We often design thin layers of safety between that power and our bodies – guards and handles and screens – but the sharp edge is always there somewhere. The electronic table saw stop is a miraculous exception to the multitude of power tools that can't tell the difference between work material and a human operator. Industrial accidents simply aren’t new; not even accidents involving industrial robots.
I think the real difference is that because we don’t completely understand how most things work, we create our own inaccurate mental models or superstitious beliefs. Arthur C. Clarke wrote that, “Any sufficiently advanced technology is indistinguishable from magic.” I might add, “…when it works properly.” Anything that falters or hiccups seems to fall short of magical and is suddenly indistinguishable from garbage. (See also, Bluetooth keyboards) And if that magical technology hurts us, we can be tempted to label it as “too dangerous” or even malevolent.
A power take-off is conceptually simple and most people can grasp how an accident that involves getting too close to a spinning shaft could happen. Two dogs fighting (or just one temperamental dog, for that matter) might pose a greater challenge to understanding, but again, most people have at least a vague notion that dogs are animals (no matter how well-trained), and therefore somewhat unpredictable. We expect robots, on the other hand, to do exactly what we want them to do without fail. In reality, an advanced robot possesses some qualities of both a power take-off and a dog: it is both mechanically resolute in its performance and just a little bit unpredictable. Unpredictable, not because it is animated or wild in the same way that a dog is, but because it is complex. Complexity can kill.

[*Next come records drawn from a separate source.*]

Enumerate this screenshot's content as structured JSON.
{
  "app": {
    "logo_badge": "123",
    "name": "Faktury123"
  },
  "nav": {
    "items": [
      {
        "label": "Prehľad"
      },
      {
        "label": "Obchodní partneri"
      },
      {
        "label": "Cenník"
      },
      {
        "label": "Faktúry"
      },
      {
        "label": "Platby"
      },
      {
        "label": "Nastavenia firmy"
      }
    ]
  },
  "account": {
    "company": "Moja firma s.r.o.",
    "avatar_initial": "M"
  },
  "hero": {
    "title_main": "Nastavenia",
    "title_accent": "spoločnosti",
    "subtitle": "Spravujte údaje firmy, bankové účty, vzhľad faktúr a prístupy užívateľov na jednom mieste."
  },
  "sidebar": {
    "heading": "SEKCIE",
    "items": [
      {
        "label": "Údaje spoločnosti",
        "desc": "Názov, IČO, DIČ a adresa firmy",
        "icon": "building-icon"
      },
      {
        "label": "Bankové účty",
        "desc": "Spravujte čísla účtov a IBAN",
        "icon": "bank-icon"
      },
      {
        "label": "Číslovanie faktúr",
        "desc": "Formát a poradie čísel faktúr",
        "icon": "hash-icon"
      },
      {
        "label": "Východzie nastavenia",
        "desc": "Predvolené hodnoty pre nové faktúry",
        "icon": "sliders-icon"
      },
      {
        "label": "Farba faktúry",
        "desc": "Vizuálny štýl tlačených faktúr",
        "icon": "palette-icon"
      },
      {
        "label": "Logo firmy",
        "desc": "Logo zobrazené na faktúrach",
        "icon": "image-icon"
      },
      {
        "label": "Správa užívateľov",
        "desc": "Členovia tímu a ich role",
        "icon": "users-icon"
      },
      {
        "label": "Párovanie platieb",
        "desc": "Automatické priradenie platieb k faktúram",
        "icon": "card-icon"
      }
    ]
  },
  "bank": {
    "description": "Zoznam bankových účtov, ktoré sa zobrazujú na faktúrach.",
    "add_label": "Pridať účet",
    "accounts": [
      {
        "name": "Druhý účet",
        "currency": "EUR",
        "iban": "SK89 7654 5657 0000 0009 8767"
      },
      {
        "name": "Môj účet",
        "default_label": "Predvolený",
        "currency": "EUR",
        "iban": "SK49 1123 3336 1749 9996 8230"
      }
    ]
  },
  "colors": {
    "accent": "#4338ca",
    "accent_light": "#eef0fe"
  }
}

For all of their complexity, robots still lack an independent will (“agency” if you’re feeling philosophical) – they’re still just instruments. For robots, there is no “ghost in the machine”. We create them and our creations always reflect our faults as clearly as our virtues. Our faults demand careful attention, of course, but we should become very worried when we can no longer find humility or compassion in that reflection.